중앙데일리

36 years of building bridges in Korea

Feb 05,2007
Ian Simm, director of the British Council Korea
Ian Simm, director of the British Council Korea, spends his days trying to fullfill the purpose of his organization ― building bridges.
“Korea and Britain have a good relationship without any past conflicts, but there is little understanding between the two countries,” Mr. Simm said. “Koreans mainly look for inspiration from North America, and some British know little of Korea.”
To change that, Mr. Simm promotes a variety of activities every year aimed at increasing intercultural understanding.
When entering the British Council in Korea, located on the fourth floor of the Hungkuk Life Insurance Building near Gwanghwamun, downtown Seoul, one finds fliers for cultural events stacked on shelves, several computers and a library.
Korean children study English in rooms with glass walls. Instead of blackboards and white chalk, there are digital projectors. Mr. Simm made it clear that the while the British Council does focus a lot of its effort on young people, it has no intention of competing with private English institutes.
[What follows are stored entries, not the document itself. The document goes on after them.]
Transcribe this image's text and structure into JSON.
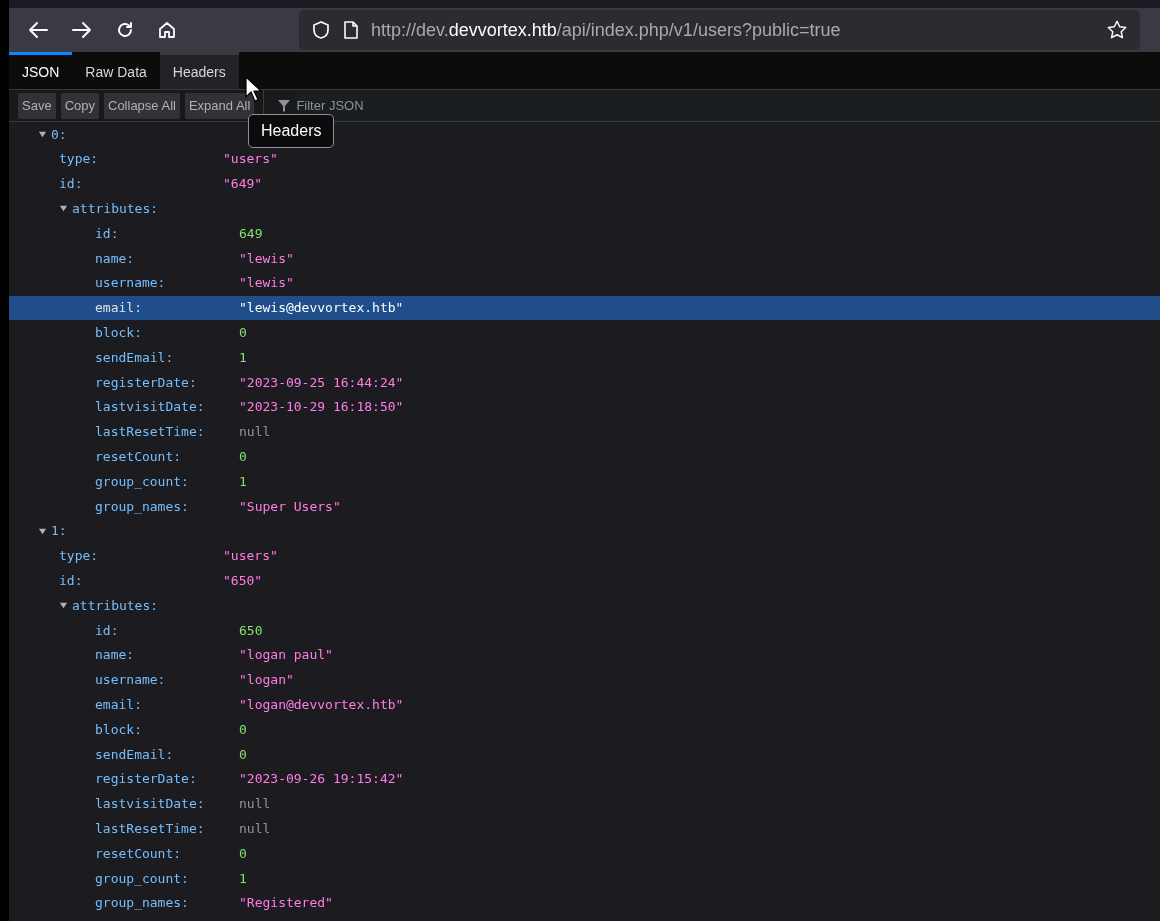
{
  "browser": {
    "url_prefix": "http://dev.",
    "url_host": "devvortex.htb",
    "url_path": "/api/index.php/v1/users?public=true"
  },
  "tabs": [
    {
      "label": "JSON",
      "selected": true,
      "hovered": false
    },
    {
      "label": "Raw Data",
      "selected": false,
      "hovered": false
    },
    {
      "label": "Headers",
      "selected": false,
      "hovered": true
    }
  ],
  "toolbar": {
    "buttons": [
      "Save",
      "Copy",
      "Collapse All",
      "Expand All"
    ],
    "filter_placeholder": "Filter JSON"
  },
  "tooltip": "Headers",
  "tree": [
    {
      "key": "0:",
      "expanded": true,
      "selected": false,
      "children": [
        {
          "key": "type:",
          "value": "\"users\"",
          "kind": "string",
          "selected": false
        },
        {
          "key": "id:",
          "value": "\"649\"",
          "kind": "string",
          "selected": false
        },
        {
          "key": "attributes:",
          "expanded": true,
          "selected": false,
          "children": [
            {
              "key": "id:",
              "value": "649",
              "kind": "number",
              "selected": false
            },
            {
              "key": "name:",
              "value": "\"lewis\"",
              "kind": "string",
              "selected": false
            },
            {
              "key": "username:",
              "value": "\"lewis\"",
              "kind": "string",
              "selected": false
            },
            {
              "key": "email:",
              "value": "\"lewis@devvortex.htb\"",
              "kind": "string",
              "selected": true
            },
            {
              "key": "block:",
              "value": "0",
              "kind": "number",
              "selected": false
            },
            {
              "key": "sendEmail:",
              "value": "1",
              "kind": "number",
              "selected": false
            },
            {
              "key": "registerDate:",
              "value": "\"2023-09-25 16:44:24\"",
              "kind": "string",
              "selected": false
            },
            {
              "key": "lastvisitDate:",
              "value": "\"2023-10-29 16:18:50\"",
              "kind": "string",
              "selected": false
            },
            {
              "key": "lastResetTime:",
              "value": "null",
              "kind": "null",
              "selected": false
            },
            {
              "key": "resetCount:",
              "value": "0",
              "kind": "number",
              "selected": false
            },
            {
              "key": "group_count:",
              "value": "1",
              "kind": "number",
              "selected": false
            },
            {
              "key": "group_names:",
              "value": "\"Super Users\"",
              "kind": "string",
              "selected": false
            }
          ]
        }
      ]
    },
    {
      "key": "1:",
      "expanded": true,
      "selected": false,
      "children": [
        {
          "key": "type:",
          "value": "\"users\"",
          "kind": "string",
          "selected": false
        },
        {
          "key": "id:",
          "value": "\"650\"",
          "kind": "string",
          "selected": false
        },
        {
          "key": "attributes:",
          "expanded": true,
          "selected": false,
          "children": [
            {
              "key": "id:",
              "value": "650",
              "kind": "number",
              "selected": false
            },
            {
              "key": "name:",
              "value": "\"logan paul\"",
              "kind": "string",
              "selected": false
            },
            {
              "key": "username:",
              "value": "\"logan\"",
              "kind": "string",
              "selected": false
            },
            {
              "key": "email:",
              "value": "\"logan@devvortex.htb\"",
              "kind": "string",
              "selected": false
            },
            {
              "key": "block:",
              "value": "0",
              "kind": "number",
              "selected": false
            },
            {
              "key": "sendEmail:",
              "value": "0",
              "kind": "number",
              "selected": false
            },
            {
              "key": "registerDate:",
              "value": "\"2023-09-26 19:15:42\"",
              "kind": "string",
              "selected": false
            },
            {
              "key": "lastvisitDate:",
              "value": "null",
              "kind": "null",
              "selected": false
            },
            {
              "key": "lastResetTime:",
              "value": "null",
              "kind": "null",
              "selected": false
            },
            {
              "key": "resetCount:",
              "value": "0",
              "kind": "number",
              "selected": false
            },
            {
              "key": "group_count:",
              "value": "1",
              "kind": "number",
              "selected": false
            },
            {
              "key": "group_names:",
              "value": "\"Registered\"",
              "kind": "string",
              "selected": false
            }
          ]
        }
      ]
    }
  ]
}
Last month, a pilot program sent seven Korean middle-school teachers from Gyeonggi province to Britain while three British teachers came to Seoul. The purpose of the program is to give teachers a glimpse of what is happening in classrooms around the world. Mr. Simm said he hopes the pilot will grow into a regular program.
The British Council, which was established in 1973, is also involved in cultural performance exchanges, such as inviting well-known dancers to Seoul. The benefits do not end at simply exchanging dancers, Mr. Simm said. Workshops attended by both Korean and British dancers become forums for exchanging ideas and learning about the differences between Asian and Western dance.
Another cultural success has been the British Council’s participation at the annual Pusan International Film Festival over the past 11 years. British movies have been shown every year, and Mr. Simm said last year a special category containing only films by British directors was part of the festival’s lineup.
Starting this year leading British organizations including the British Council, British Embassy and the British Chamber of Commerce are promoting a campaign called, “Think UK.”
This campaign is a response to a campaign a Korean organization in Britain held last year called, “Think Korea.”
“Think UK,” which is aimed at promoting Britain in Korea, will hold several events, including a visit by a British musical team performing the musical “Saturday Night Fever.” Another event will promote study opportunities in Britain.
Mr. Simm said British Councils around the world, including Korea, focus their efforts on young people through media such as sports and human rights, hoping that various exchanges will tighten international friendships.
One of the programs the British Council is offering in other parts of the world is a volunteer exchange program. “Young people from Uzbekistan do volunteer work in Britain while British youngsters are sent to Uzbekistan,” Mr. Simm said.